Eli kanlı terör örgütü PKK tarafından oğlu kaçırılan Diyarbakırlı Celil Bektaş, Halkların Demokratik Partisi (HDP) Genel Merkez binası önünde oturma eylemi yaptı.
Diyarbakırlı Celil Bektaş’ın oğlu Yusuf Bektaş, 5 Mayıs 2019 tarihinde izlemek için gittiği futbol müsabakasının ardından PKK terör örgütü tarafından kaçırıldı. Oğlunun kaçırılmasından HDP’yi sorumlu tutan baba Celil Bektaş, ilk olarak HDP’nin Diyarbakır İl Binası önünde oturma eylemlerine başladı. Ardından Bektaş’ın yeni adresi, Ankara'da bulunan HDP Genel Merkez Binası önü oldu. Oğlunun nerede olduğunun hesabını sormak ve geri getirilmesi için Diyarbakır’da eylem yapmaya başlayan Bektaş, HDP’li yetkililerden ‘Oğlun şerefli yolda’ cevabını aldı. Daha sonra Bektaş, Eli kanlı PKK terör örgütünün kendisine oğlunu aramamasını, oğlunun öldüğünü ve bu davadan vazgeçmesini söylediğini belirtti.

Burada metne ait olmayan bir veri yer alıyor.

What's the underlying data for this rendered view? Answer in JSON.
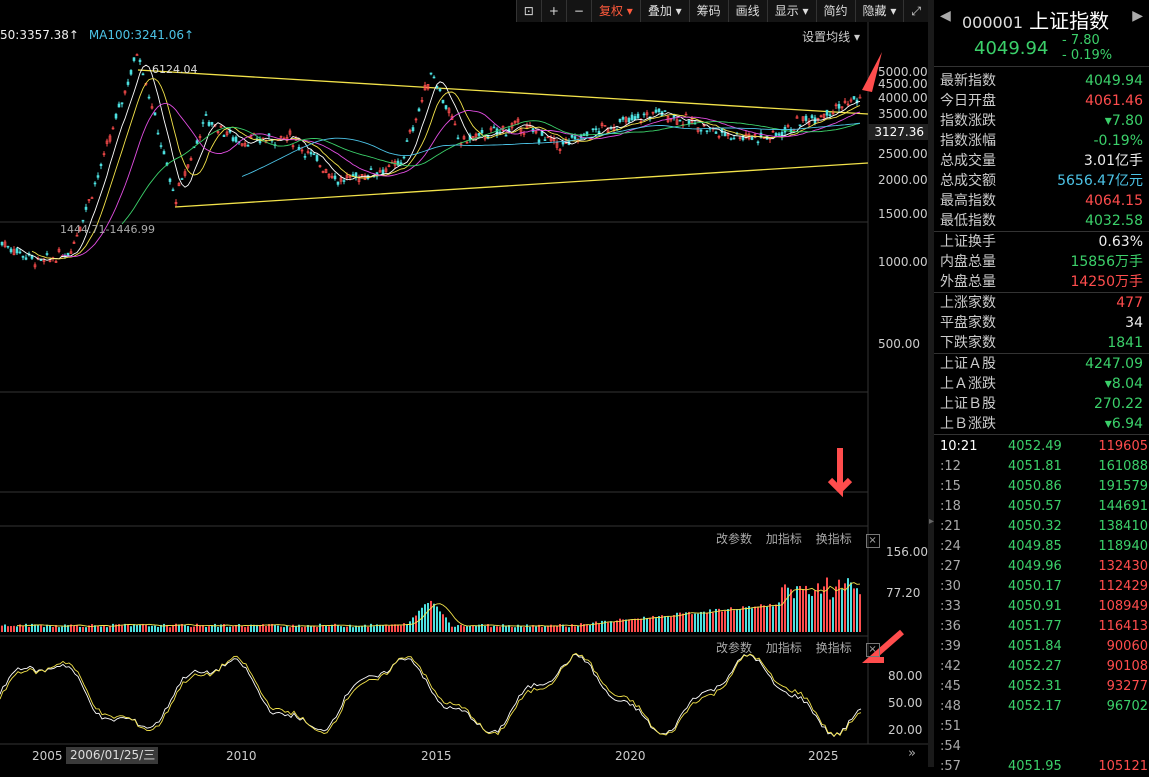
{
  "toolbar": {
    "items": [
      "复权 ▾",
      "叠加 ▾",
      "筹码",
      "画线",
      "显示 ▾",
      "简约",
      "隐藏 ▾"
    ],
    "icons": [
      "lock-icon",
      "plus-icon",
      "minus-icon",
      "fullscreen-icon"
    ]
  },
  "ma_legend": {
    "ma50": "50:3357.38↑",
    "ma100": "MA100:3241.06↑"
  },
  "set_ma_label": "设置均线 ▾",
  "annotations": {
    "high": "6124.04",
    "low": "1444.71-1446.99"
  },
  "price_axis": [
    "5000.00",
    "4500.00",
    "4000.00",
    "3500.00",
    "3000.00",
    "2500.00",
    "2000.00",
    "1500.00",
    "1000.00",
    "500.00"
  ],
  "price_box": "3127.36",
  "vol_panel": {
    "buttons": [
      "改参数",
      "加指标",
      "换指标"
    ],
    "ticks": [
      "156.00",
      "77.20"
    ]
  },
  "osc_panel": {
    "buttons": [
      "改参数",
      "加指标",
      "换指标"
    ],
    "ticks": [
      "80.00",
      "50.00",
      "20.00"
    ]
  },
  "x_axis": [
    "2005",
    "2010",
    "2015",
    "2020",
    "2025"
  ],
  "date_box": "2006/01/25/三",
  "side": {
    "code": "000001",
    "name": "上证指数",
    "price": "4049.94",
    "change": "- 7.80",
    "pct": "- 0.19%",
    "stats": [
      {
        "label": "最新指数",
        "value": "4049.94",
        "cls": "green"
      },
      {
        "label": "今日开盘",
        "value": "4061.46",
        "cls": "red"
      },
      {
        "label": "指数涨跌",
        "value": "▾7.80",
        "cls": "green"
      },
      {
        "label": "指数涨幅",
        "value": "-0.19%",
        "cls": "green"
      },
      {
        "label": "总成交量",
        "value": "3.01亿手",
        "cls": "white"
      },
      {
        "label": "总成交额",
        "value": "5656.47亿元",
        "cls": "cyan"
      },
      {
        "label": "最高指数",
        "value": "4064.15",
        "cls": "red"
      },
      {
        "label": "最低指数",
        "value": "4032.58",
        "cls": "green"
      }
    ],
    "stats2": [
      {
        "label": "上证换手",
        "value": "0.63%",
        "cls": "white"
      },
      {
        "label": "内盘总量",
        "value": "15856万手",
        "cls": "green"
      },
      {
        "label": "外盘总量",
        "value": "14250万手",
        "cls": "red"
      }
    ],
    "stats3": [
      {
        "label": "上涨家数",
        "value": "477",
        "cls": "red"
      },
      {
        "label": "平盘家数",
        "value": "34",
        "cls": "white"
      },
      {
        "label": "下跌家数",
        "value": "1841",
        "cls": "green"
      }
    ],
    "stats4": [
      {
        "label": "上证Ａ股",
        "value": "4247.09",
        "cls": "green"
      },
      {
        "label": "上Ａ涨跌",
        "value": "▾8.04",
        "cls": "green"
      },
      {
        "label": "上证Ｂ股",
        "value": "270.22",
        "cls": "green"
      },
      {
        "label": "上Ｂ涨跌",
        "value": "▾6.94",
        "cls": "green"
      }
    ],
    "ticks": [
      {
        "t": "10:21",
        "p": "4052.49",
        "v": "119605",
        "c": "red"
      },
      {
        "t": ":12",
        "p": "4051.81",
        "v": "161088",
        "c": "green"
      },
      {
        "t": ":15",
        "p": "4050.86",
        "v": "191579",
        "c": "green"
      },
      {
        "t": ":18",
        "p": "4050.57",
        "v": "144691",
        "c": "green"
      },
      {
        "t": ":21",
        "p": "4050.32",
        "v": "138410",
        "c": "green"
      },
      {
        "t": ":24",
        "p": "4049.85",
        "v": "118940",
        "c": "green"
      },
      {
        "t": ":27",
        "p": "4049.96",
        "v": "132430",
        "c": "red"
      },
      {
        "t": ":30",
        "p": "4050.17",
        "v": "112429",
        "c": "red"
      },
      {
        "t": ":33",
        "p": "4050.91",
        "v": "108949",
        "c": "red"
      },
      {
        "t": ":36",
        "p": "4051.77",
        "v": "116413",
        "c": "red"
      },
      {
        "t": ":39",
        "p": "4051.84",
        "v": "90060",
        "c": "red"
      },
      {
        "t": ":42",
        "p": "4052.27",
        "v": "90108",
        "c": "red"
      },
      {
        "t": ":45",
        "p": "4052.31",
        "v": "93277",
        "c": "red"
      },
      {
        "t": ":48",
        "p": "4052.17",
        "v": "96702",
        "c": "green"
      },
      {
        "t": ":51",
        "p": "",
        "v": "",
        "c": "green"
      },
      {
        "t": ":54",
        "p": "",
        "v": "",
        "c": "green"
      },
      {
        "t": ":57",
        "p": "4051.95",
        "v": "105121",
        "c": "red"
      }
    ]
  }
}
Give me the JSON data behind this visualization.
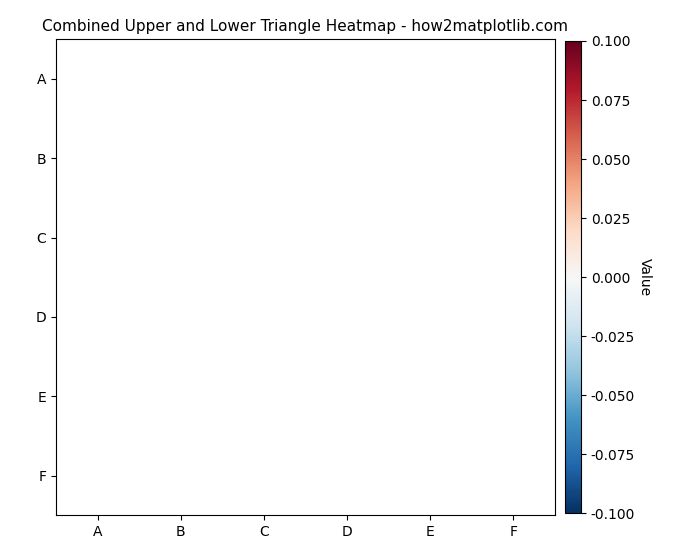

“Ben bu çocuğu HDP için büyütmedim”
Oğlu Yusuf Bektaş’ın Suriye’de olduğuna dair haber geldiğini belirten baba Celil Bektaş, “Yanından gelen çocukla görüşüyoruz biz her zaman. Benim oğlumun yanından 3 kişi geldi. Benim oğlum gönüllü gitmişse onu da kabul ediyorum ama benim oğlum nerede? Neden bir haber alamıyorum? Ben bu çocuğu HDP için büyütmedim. Ben inşaat işiyle uğraşan bir insandım. Ben hiçbir zaman Kürt olduğumu inkar etmedim. Diyarbakır’da Kürdüm, Ankara’da Türk’üm, Trabzon’da Laz’ım. Böyle bir Kürt sorunu yok, bunlar yalan söylüyorlar, Kürtleri kandırıyorlar. Eğer ki Kürt davası var ise kendi çocuklarını göndersinler. Onların çocukları Avrupa’da” diye konuştu.
“Benim gücüm olsaydı, param olsaydı benim oğlum gidemezdi”
Oğlu Yusuf Bektaş'a ait kimliği ve montu HDP il Binası'nda bulduğunu ifade eden Bektaş, "Bana sabret dediler. Suriye’ye gittim. Oğlumun izini bulamadım. Yetmedi benden para istediler. Benim gücüm olsaydı, param olsaydı benim oğlum gidemezdi. Bunu herkes böyle bilsin” dedi.
“Ya benim ölümüm ya da benim oğlum”
Baba Celil Bektaş, oğlu Yusuf Bektaş'tan hala haber alamadığını vurgulayarak, "Bana ölümünü atıyorlar. Biz kemiğini istiyoruz. Ölüsünü ya da dirisini istiyoruz. HDP’ye sesleniyorum; Sen de Kürtçülük varsa oğlumu geri getir. Bana oğlumdan haber verin. Oğlum gelene kadar ben buradan kalkmayacağım. Ya benim ölümüm ya da benim oğlum. Beni hiçbir güç durduramaz, sabır kalmadı” ifadelerini kullandı.